Serbian politician and lawyer

Stevan Branovački

Stevan Branovački (13 June 1804 – 8 February 1880) was a Serbian lawyer, politician, mayor of Novi Sad, president of Matica Srpska and one of the founders of the Serbian National Theater.

== Biography ==
A descendant of the Branovački family from Senta, he was born on 13 June 1804 in Senta, where he finished primary school, as well as the first grade of high school, with a private Hungarian tutor. He finished the second grade of high school in Subotica, and completed his secondary education in Baja and Szeged, where he also studied philosophy, and law in Požun. After graduating in 1826, he served in the Bačka district in Stari Bečej, then in 1828 at the Royal Table in Budapest, where he passed the bar exam with excellent results. After that, he opened a law office in Senta.

Between 1842 and 1848, Branovački was a deputy senator in the magistracy of the Potisk district. In 1848, he was elected the district chief of the Solgabir family, which was the first choice in Bačka County for this title from the ranks of people who were not nobles. He spent the year 1849 in Zemun and Belgrade, and in 1850 he became the district commissioner, and then the last captain at the Serbian repression district in Bačka. After the cessation of the existence of this district in 1857, he became a district judge in Novi Sad.

In 1851, he came to Novi Sad, where he worked as a lawyer, judge, and Member of Parliament.

In 1861, he was elected a member of the Hungarian Parliament,
and also in 1865, and on that occasion, he was elected to the first Hungarian delegation, and in 1869 he was elected mayor of Novi Sad. He did a lot for the urban development of the city. In 1872 and 1875, he was a member of the Serbian National Church and People's Assembly in Sremski Karlovci. At the assembly in 1875, under his presidency, the patriarch was elected. He was one of the founders of the Serbian National Theater, a participant in the founding of the Society for the Serbian National Theater (1861), and the first president of that society (1861-1868).
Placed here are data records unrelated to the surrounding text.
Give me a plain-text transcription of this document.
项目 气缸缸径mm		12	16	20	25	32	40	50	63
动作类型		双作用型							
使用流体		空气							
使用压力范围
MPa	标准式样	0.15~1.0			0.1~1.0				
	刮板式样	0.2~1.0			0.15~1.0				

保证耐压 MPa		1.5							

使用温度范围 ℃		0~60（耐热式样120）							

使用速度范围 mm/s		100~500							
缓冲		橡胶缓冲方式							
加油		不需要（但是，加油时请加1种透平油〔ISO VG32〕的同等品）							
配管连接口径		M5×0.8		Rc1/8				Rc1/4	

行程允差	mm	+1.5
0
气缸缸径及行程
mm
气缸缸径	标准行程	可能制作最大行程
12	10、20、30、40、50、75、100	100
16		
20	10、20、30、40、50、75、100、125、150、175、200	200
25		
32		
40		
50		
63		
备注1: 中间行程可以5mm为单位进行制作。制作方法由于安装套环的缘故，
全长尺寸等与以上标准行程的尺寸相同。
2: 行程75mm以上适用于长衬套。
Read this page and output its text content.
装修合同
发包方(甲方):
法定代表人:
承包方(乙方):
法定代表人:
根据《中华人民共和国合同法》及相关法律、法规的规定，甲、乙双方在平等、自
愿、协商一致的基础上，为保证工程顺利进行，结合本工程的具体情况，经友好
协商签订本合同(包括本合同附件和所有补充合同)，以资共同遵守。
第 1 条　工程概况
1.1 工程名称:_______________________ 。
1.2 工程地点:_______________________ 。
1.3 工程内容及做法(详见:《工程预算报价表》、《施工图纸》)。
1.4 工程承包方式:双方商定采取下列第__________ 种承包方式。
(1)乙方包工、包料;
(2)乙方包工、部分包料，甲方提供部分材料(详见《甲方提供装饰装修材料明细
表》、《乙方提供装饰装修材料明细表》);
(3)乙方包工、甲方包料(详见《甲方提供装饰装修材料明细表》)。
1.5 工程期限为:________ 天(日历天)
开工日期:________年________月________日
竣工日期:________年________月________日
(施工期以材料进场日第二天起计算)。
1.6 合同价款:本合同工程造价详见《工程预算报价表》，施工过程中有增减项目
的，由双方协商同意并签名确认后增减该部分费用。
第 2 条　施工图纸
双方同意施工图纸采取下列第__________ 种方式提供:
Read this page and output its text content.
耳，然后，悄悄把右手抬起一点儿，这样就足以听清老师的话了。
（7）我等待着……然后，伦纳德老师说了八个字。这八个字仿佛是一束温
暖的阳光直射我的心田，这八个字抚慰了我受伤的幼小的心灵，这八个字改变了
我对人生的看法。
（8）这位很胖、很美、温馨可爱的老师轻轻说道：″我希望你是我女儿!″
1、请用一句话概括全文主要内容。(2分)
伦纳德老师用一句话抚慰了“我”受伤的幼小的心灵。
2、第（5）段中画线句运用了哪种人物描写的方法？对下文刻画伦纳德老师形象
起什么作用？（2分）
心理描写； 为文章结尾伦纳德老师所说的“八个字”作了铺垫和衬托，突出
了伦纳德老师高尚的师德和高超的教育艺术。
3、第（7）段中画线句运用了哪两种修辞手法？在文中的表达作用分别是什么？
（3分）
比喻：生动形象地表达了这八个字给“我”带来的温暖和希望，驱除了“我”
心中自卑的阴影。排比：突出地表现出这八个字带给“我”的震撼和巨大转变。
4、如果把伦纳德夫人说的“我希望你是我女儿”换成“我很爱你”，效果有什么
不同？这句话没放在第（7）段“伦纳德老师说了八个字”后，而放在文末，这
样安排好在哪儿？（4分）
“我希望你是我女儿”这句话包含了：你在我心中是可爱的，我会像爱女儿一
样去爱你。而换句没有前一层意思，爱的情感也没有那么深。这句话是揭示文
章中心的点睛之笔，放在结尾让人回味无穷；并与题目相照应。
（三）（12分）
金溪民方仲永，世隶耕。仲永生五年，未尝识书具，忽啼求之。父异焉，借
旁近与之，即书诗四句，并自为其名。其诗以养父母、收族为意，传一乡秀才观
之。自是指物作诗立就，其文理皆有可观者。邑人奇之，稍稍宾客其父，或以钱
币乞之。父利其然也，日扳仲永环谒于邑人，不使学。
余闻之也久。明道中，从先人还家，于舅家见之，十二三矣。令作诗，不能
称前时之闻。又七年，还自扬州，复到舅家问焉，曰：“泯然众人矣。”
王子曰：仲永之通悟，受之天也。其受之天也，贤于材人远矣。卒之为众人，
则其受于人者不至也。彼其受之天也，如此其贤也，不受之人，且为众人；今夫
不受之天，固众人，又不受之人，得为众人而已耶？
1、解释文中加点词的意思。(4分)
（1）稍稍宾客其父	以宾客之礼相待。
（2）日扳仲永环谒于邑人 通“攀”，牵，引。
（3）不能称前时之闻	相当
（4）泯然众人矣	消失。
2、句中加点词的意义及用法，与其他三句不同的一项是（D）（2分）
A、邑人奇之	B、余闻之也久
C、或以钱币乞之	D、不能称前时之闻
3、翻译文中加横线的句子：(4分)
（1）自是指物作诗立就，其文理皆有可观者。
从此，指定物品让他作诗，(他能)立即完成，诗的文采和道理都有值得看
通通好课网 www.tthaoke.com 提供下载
He was the president of the Serbian church community in Novi Sad (1868-1872) and one of the patrons of the high school. For several years, beginning in 1868, he was president of the First Commercial and Craft Bank.

He was first elected in 1867, and from 1872 until the end of his life he was the president of the permanent Matica Srpska, the oldest Serbian literary, cultural, and scientific institution. In Novi Sad, he lived in Lebarska Street (today it is called Svetozar Miletić Street No. 8).

He was not inclined to write — only a few parliamentary speeches and interpellations remained from him, which is why he was called the Serbian Cato.

The tombstone of Stevan Branovoački, at the Uspek Cemetery in Novi Sad, is a protected cultural monument, registered in 1968.

== Notes ==
He was born on June 1 according to the Julian calendar.